Unequal Childhoods: Class, Race, and Family Life

Unequal Childhoods: Class, Race, and Family Life - Annette Lareau Everyone thinks they understand the concept of inequality, whether based on economic standing, race, education or environment. But do we really understand? When children are enrolled in the same public school system, (theoretically) have access to the same extra-curricular activities and the same social safety nets, why is there still such a discrepancy. Ms. Lareau explored these issues in her in-depth study of 12 third-graders from various racial and socio-economic backgrounds. Ms. Lareau and her team went into the homes of her subjects, followed the children to school, doctor’s appointments and extra-curricular activities. Acting as “invisible” observers of real life they noted the differences (and similarities) in the attitude of the parents, the children themselves as well as the peripheral people in their lives, such as teachers, coaches and social workers. For the purpose of her study Ms. Lareau chose to name her economic classes as “poor”, “working class” and “middle class”. Her findings and conclusions were interesting and sometimes a little disturbing, but truthfully, not all that surprising.

This book is not the type of book I would reach for on a bookshelf, but a friend (whose opinion on books, among other things, I value and trust) posted an excellent review on Goodreads (http://www.goodreads.com/review/show/681109783). When I finished reading his review I started thinking back to when I was raising my daughters and began mentally ticking off the study criteria and conclusions he mentioned in his review. That was the reason I read this book … I wanted to see how I “stacked up” to the norm in the parenting department. Or, in other words, how badly I had possibly “messed up”. Going into the book with that as my sole focus I think my impressions of the book are a little different from someone who may be reading this for educational purposes. I understand that this was an ethnological study and thereby needs clear demographic boundaries.
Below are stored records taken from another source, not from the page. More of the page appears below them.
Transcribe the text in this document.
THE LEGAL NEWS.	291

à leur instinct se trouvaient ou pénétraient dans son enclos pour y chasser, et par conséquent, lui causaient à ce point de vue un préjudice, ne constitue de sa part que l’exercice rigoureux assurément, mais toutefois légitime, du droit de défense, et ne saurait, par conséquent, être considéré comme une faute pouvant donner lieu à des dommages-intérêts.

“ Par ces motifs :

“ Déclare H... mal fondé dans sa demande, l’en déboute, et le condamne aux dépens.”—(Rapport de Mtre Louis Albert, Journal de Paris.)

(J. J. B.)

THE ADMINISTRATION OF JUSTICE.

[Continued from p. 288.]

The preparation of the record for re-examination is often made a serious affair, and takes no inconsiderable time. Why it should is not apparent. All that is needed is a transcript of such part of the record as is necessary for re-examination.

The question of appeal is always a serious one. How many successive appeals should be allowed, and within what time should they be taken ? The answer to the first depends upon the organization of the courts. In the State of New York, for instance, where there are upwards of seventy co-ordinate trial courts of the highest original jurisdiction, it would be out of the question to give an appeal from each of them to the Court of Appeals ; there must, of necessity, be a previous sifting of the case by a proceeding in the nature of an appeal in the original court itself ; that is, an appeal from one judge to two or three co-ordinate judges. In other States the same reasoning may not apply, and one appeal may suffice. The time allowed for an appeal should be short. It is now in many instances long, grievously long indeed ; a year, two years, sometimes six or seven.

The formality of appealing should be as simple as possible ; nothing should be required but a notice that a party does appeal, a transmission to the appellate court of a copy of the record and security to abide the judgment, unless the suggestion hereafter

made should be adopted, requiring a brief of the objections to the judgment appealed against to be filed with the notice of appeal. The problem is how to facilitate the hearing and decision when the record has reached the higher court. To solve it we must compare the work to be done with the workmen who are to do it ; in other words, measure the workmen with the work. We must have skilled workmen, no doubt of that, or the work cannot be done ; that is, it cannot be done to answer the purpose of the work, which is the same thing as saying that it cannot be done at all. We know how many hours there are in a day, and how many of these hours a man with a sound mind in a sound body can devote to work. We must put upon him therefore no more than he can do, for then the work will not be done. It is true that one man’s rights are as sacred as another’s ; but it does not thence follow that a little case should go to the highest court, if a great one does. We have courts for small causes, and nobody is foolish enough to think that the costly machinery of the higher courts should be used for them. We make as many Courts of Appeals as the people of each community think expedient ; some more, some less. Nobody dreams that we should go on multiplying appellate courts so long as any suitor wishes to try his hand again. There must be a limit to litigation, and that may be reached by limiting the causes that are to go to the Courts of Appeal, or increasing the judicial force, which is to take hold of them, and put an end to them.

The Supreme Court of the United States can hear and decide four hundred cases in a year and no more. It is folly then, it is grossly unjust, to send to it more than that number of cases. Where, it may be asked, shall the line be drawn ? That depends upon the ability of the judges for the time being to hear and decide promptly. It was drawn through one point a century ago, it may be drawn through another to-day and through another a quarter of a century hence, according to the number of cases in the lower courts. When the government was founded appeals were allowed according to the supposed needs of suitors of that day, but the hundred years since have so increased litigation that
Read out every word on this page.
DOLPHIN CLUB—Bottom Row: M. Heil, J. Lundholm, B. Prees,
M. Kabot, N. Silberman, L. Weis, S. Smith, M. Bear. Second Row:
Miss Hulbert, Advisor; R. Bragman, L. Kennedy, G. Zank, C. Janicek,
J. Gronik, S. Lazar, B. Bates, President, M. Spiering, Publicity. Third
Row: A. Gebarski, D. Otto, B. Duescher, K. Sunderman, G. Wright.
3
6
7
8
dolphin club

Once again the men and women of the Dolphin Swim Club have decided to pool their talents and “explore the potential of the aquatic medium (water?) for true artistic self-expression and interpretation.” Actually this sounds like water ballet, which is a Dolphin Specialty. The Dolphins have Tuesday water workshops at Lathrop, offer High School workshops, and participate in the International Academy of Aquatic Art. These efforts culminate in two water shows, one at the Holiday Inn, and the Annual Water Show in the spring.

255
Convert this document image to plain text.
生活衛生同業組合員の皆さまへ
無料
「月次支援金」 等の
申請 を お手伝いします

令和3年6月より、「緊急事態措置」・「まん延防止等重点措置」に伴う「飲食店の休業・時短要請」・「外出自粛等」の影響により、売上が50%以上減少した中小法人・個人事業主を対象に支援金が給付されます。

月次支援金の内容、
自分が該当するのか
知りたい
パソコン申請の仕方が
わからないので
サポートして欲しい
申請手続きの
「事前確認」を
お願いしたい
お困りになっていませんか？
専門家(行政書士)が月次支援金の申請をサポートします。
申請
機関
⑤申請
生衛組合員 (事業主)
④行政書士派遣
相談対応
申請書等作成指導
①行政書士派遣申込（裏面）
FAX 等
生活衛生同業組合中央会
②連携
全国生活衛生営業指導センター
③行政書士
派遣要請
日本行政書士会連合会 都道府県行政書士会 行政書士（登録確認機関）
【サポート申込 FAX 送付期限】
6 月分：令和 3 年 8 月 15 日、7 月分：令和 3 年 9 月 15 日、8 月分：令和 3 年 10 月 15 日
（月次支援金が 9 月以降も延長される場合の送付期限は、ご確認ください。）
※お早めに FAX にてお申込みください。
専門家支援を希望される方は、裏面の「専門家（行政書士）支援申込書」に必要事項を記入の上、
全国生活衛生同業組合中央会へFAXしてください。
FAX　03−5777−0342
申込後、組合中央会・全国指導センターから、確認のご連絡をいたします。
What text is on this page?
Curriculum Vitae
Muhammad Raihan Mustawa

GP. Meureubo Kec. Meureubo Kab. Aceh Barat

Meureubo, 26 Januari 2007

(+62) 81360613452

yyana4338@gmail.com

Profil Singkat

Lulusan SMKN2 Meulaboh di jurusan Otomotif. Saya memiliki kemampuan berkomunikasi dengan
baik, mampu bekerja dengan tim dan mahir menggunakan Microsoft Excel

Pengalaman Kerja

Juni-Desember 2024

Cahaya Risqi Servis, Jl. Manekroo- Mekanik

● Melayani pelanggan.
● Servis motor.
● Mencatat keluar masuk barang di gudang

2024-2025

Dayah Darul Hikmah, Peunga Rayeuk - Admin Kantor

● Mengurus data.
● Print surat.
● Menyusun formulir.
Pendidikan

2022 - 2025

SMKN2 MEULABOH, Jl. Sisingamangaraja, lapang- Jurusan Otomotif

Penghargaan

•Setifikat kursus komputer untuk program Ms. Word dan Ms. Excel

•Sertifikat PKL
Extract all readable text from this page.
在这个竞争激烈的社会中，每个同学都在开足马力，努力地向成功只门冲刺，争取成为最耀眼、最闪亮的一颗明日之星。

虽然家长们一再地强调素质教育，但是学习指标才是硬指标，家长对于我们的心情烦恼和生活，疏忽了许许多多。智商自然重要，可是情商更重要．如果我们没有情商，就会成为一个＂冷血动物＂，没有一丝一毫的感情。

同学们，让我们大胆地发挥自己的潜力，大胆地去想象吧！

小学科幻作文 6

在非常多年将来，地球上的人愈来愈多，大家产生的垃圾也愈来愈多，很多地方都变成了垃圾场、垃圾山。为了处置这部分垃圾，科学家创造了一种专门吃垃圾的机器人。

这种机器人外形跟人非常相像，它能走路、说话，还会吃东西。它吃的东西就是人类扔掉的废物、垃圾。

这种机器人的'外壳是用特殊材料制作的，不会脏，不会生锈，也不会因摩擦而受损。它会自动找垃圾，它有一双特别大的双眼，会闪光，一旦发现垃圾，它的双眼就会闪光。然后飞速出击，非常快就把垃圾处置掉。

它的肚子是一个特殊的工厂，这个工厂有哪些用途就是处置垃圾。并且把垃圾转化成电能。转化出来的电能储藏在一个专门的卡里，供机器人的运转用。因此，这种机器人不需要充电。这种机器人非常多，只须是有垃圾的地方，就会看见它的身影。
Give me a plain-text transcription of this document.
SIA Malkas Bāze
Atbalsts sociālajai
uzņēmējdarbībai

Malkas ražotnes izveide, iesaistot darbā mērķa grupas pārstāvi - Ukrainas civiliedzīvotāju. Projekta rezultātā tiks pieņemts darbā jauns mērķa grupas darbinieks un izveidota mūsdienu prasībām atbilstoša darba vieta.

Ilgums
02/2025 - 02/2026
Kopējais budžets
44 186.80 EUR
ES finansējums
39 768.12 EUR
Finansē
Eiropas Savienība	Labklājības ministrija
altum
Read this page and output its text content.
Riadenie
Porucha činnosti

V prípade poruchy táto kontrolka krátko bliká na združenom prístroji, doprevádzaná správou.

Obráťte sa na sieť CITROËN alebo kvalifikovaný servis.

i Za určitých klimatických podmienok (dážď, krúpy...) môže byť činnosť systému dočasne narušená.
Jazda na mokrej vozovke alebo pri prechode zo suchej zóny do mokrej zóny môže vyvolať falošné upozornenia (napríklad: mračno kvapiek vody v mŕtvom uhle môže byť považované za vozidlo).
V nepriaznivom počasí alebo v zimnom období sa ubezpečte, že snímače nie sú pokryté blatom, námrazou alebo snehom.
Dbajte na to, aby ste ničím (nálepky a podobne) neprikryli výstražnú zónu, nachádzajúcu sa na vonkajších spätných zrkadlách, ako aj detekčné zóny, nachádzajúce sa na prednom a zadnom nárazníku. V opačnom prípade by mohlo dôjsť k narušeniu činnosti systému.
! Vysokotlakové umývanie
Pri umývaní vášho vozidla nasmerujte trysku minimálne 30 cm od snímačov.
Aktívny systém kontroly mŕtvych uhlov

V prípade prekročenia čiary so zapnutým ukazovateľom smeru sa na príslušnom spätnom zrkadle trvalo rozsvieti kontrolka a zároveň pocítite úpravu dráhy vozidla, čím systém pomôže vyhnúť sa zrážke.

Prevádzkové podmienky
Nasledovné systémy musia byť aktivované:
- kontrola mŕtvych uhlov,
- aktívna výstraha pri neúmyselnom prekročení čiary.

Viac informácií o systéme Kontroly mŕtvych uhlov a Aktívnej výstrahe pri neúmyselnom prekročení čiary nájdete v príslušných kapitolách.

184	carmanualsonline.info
According to the book’s definition I am firmly planted in the “working-class” with the occasional dips of my big toe into “poor” and “middle-class” pools. From my perspective I could relate to many of the issues that were discussed in this book and that made it extremely interesting to read. However, when it came time to listen to the study’s conclusions I found myself disagreeing with the author. Not because her conclusions were incorrect according to her study, or because they painted such a drastic discrepancy between the classes of children, but because she was being statistical and analytical and I was being emotional. That could not be helped; I started reading this book with a personal agenda.

I did enjoy the book. It certainly opened my eyes to many aspects of the inequality the book discusses. I am pleased that I read this edition as it had additional chapters following up on most of the original participants into their adult years. Following the first study Ms. Lareau supplied all the participants with a copy of the original publication. In this edition discusses their reactions to her findings. That was interesting reading, as the feelings were so diverse. The only negative comment I have about the book, and about Ms. Lareau as a sociologist, is that she took an inordinate amount of pages to justify why she did the study in the manner she did, and why she came to the conclusions she did. She became almost apologetic (and, if I dare say it, whiny) in her attempt to explain. I found this unprofessional. Twenty-twenty hindsight is fine if she wanted to discuss the “if I knew then what I know now I would have done it this way …” possibilities, but this was her study, her parameters and her conclusions – she should not feel the need to apologize for her findings.

So what did I take away from this study and this book? I certainly have a better understanding of the why’s behind certain behaviors, actions and decisions. And most importantly, I came to the conclusion that I was pretty upper-middle-of-the-road in the mom department and didn’t mess up too badly.